A glance backward at rug hooking's move forward

By: Deanne Fitzpatrick

Diamonds in the Sky, designed and hooked by Deanne Fitzpatrick, Amherst, Nova Scotia, 2009.

In 1990, when I learned how to hook, I was twenty-five years old. Rug hooking was a quiet little hobby of which few people had heard, and for many of those who knew of it, it was something that their grandmother did.
 
I started to hook because I wanted old-fashioned mats for the floors in my farmhouse. I went off to a Rug Hooking Guild of Nova Scotia (RHGNS) meeting in Tatamagouche with three of my sisters. There, I met Doreen Wright and Marion Kennedy who ran Rags to Rugs, the only shop in Nova Scotia to sell traditional and primitive rug hooking supplies.

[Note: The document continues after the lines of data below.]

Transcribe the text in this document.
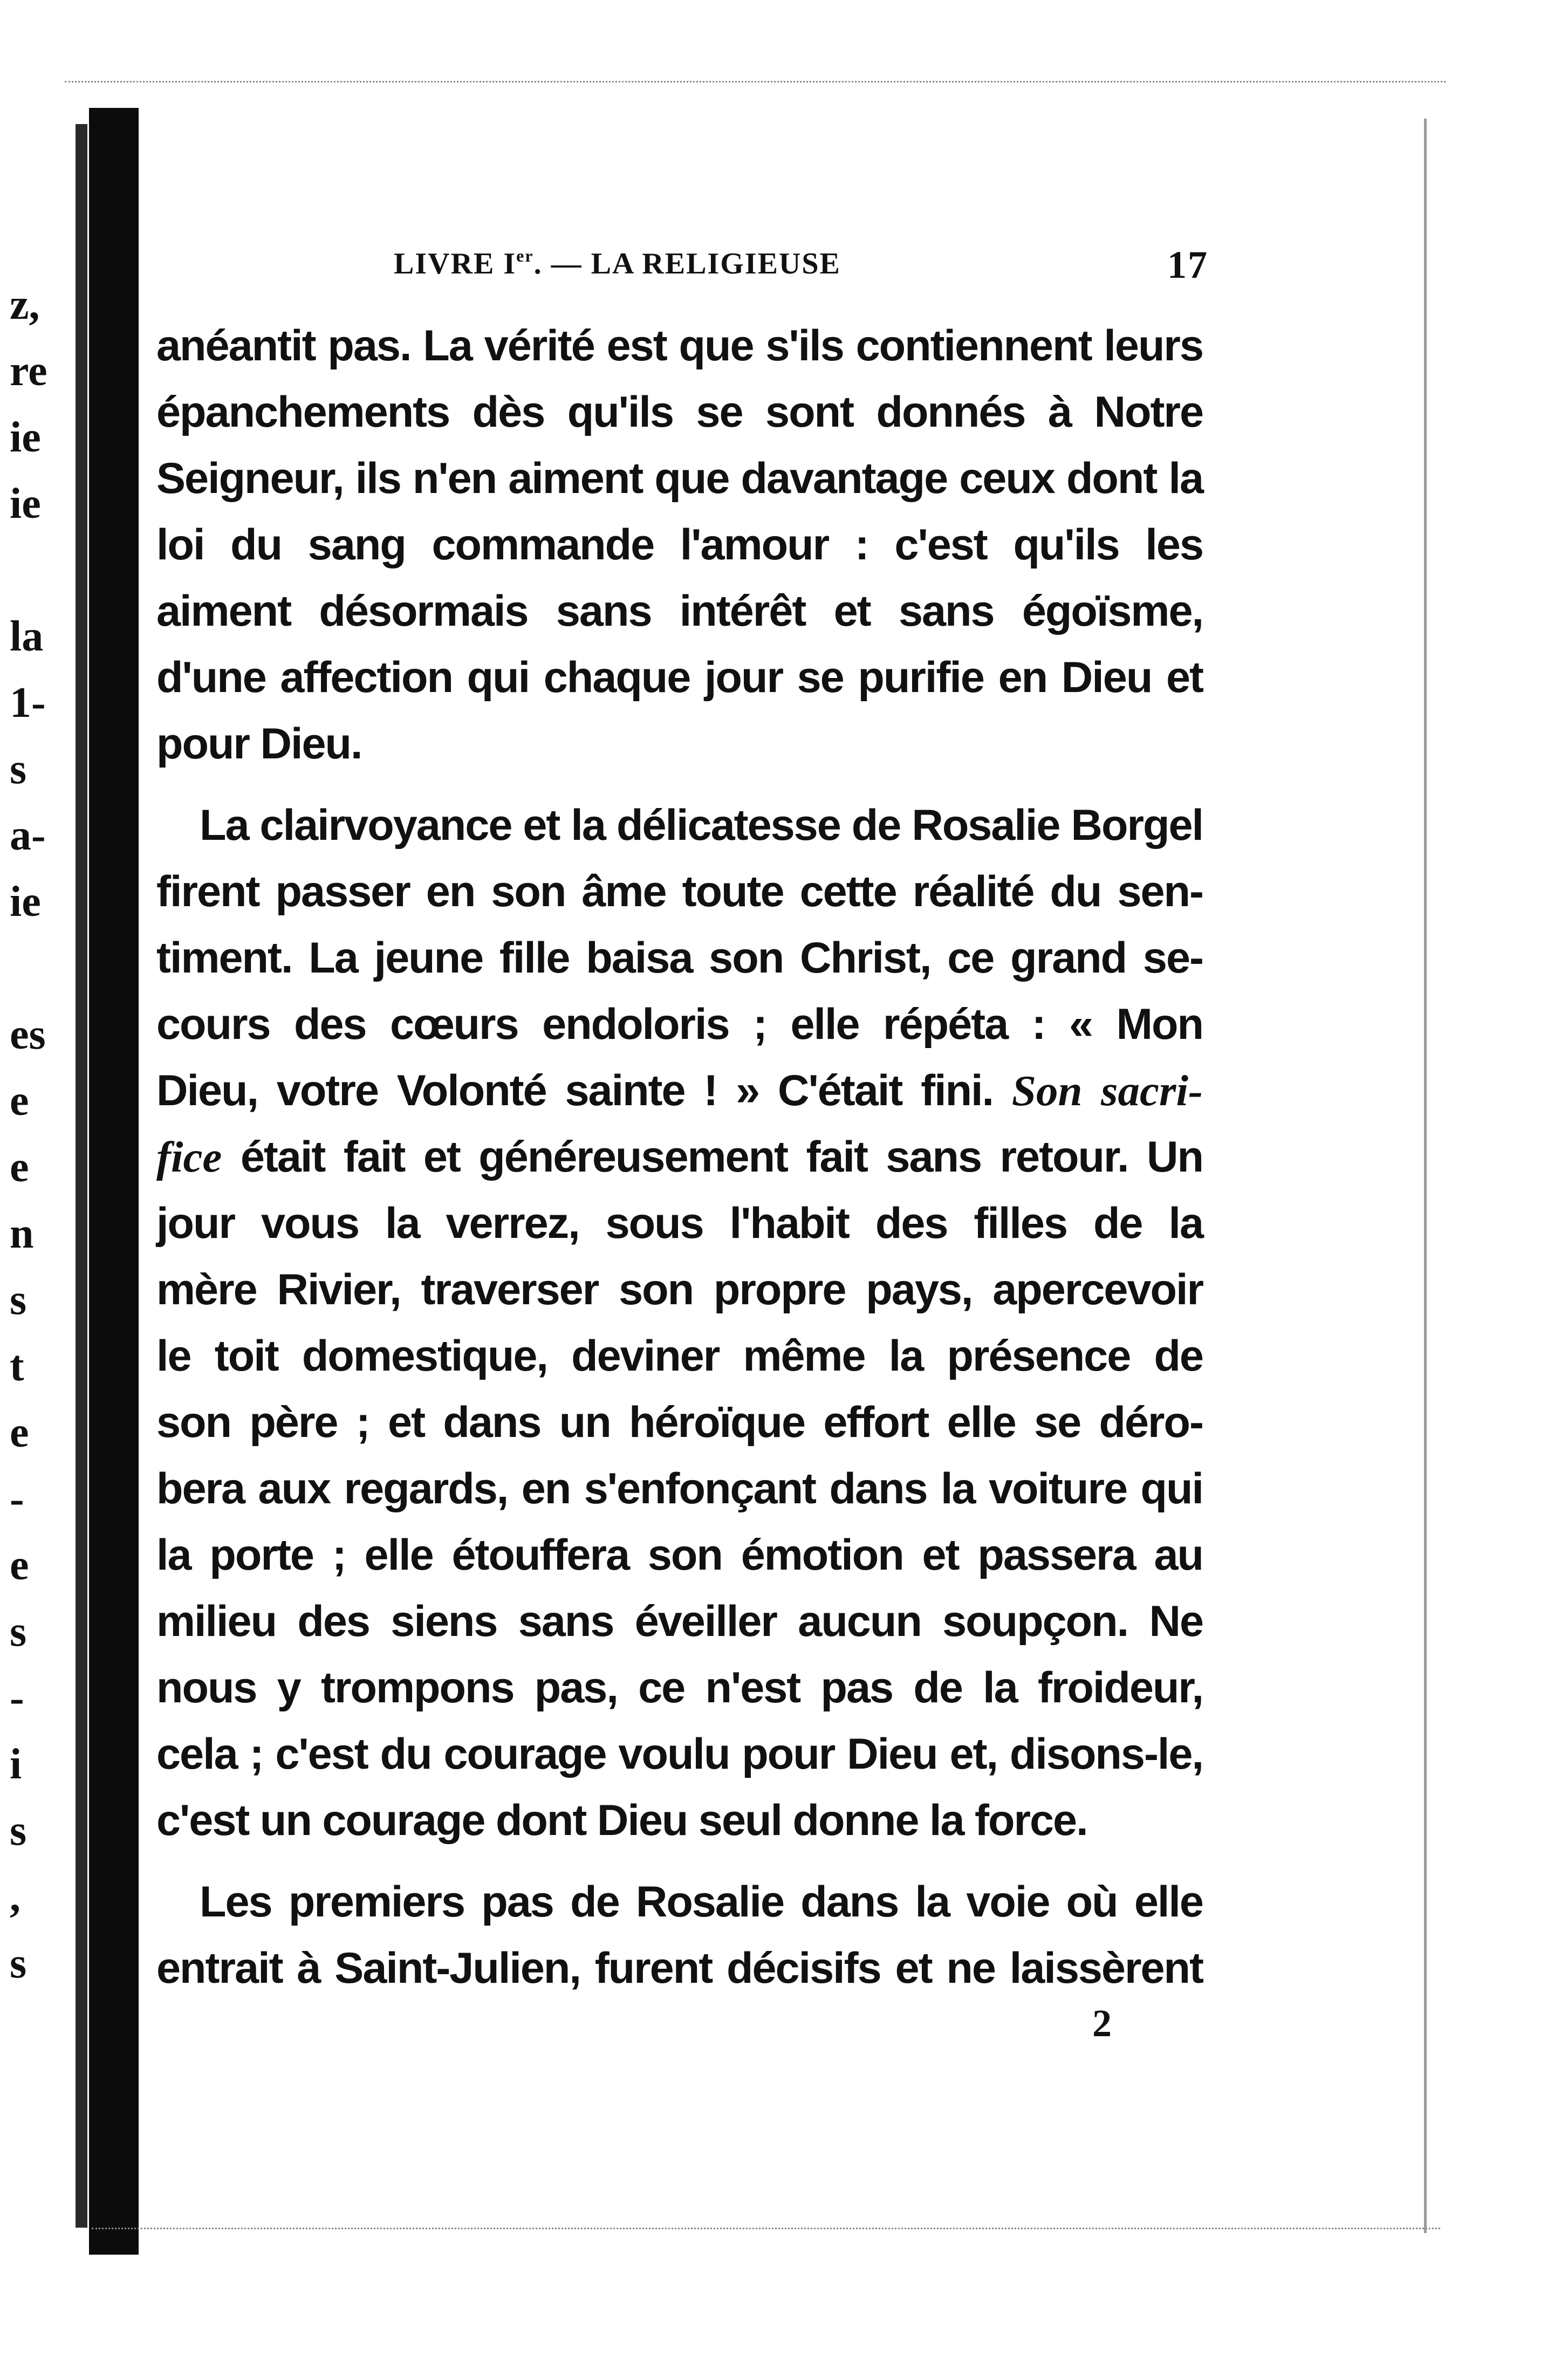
z,
re
ie
ie
la
1-
s
a-
ie
es
e
e
n
s
t
e
-
e
s
-
i
s
,
s
LIVRE Ier. — LA RELIGIEUSE	17
anéantit pas. La vérité est que s'ils contiennent leurs
épanchements dès qu'ils se sont donnés à Notre
Seigneur, ils n'en aiment que davantage ceux dont la
loi du sang commande l'amour : c'est qu'ils les
aiment désormais sans intérêt et sans égoïsme,
d'une affection qui chaque jour se purifie en Dieu et
pour Dieu.
La clairvoyance et la délicatesse de Rosalie Borgel
firent passer en son âme toute cette réalité du sen-
timent. La jeune fille baisa son Christ, ce grand se-
cours des cœurs endoloris ; elle répéta : « Mon
Dieu, votre Volonté sainte ! » C'était fini. Son sacri-
fice était fait et généreusement fait sans retour. Un
jour vous la verrez, sous l'habit des filles de la
mère Rivier, traverser son propre pays, apercevoir
le toit domestique, deviner même la présence de
son père ; et dans un héroïque effort elle se déro-
bera aux regards, en s'enfonçant dans la voiture qui
la porte ; elle étouffera son émotion et passera au
milieu des siens sans éveiller aucun soupçon. Ne
nous y trompons pas, ce n'est pas de la froideur,
cela ; c'est du courage voulu pour Dieu et, disons-le,
c'est un courage dont Dieu seul donne la force.
Les premiers pas de Rosalie dans la voie où elle
entrait à Saint-Julien, furent décisifs et ne laissèrent
2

Doreen and Marion liked nice even loops, hand-dyed Dorr wool, and a tidy style. They also had a strong affection for the traditional rugs of Nova Scotia and understood that we had a long history of mat-making along our shores.
 
Marion, a long-time rug hooker with a gravelly voice and a gruff manner, told me, "If you want to hook, you have to finish things, so just keep at this mat until it's done."

That weekend she gave me a small mat and a basic rug hooking lesson.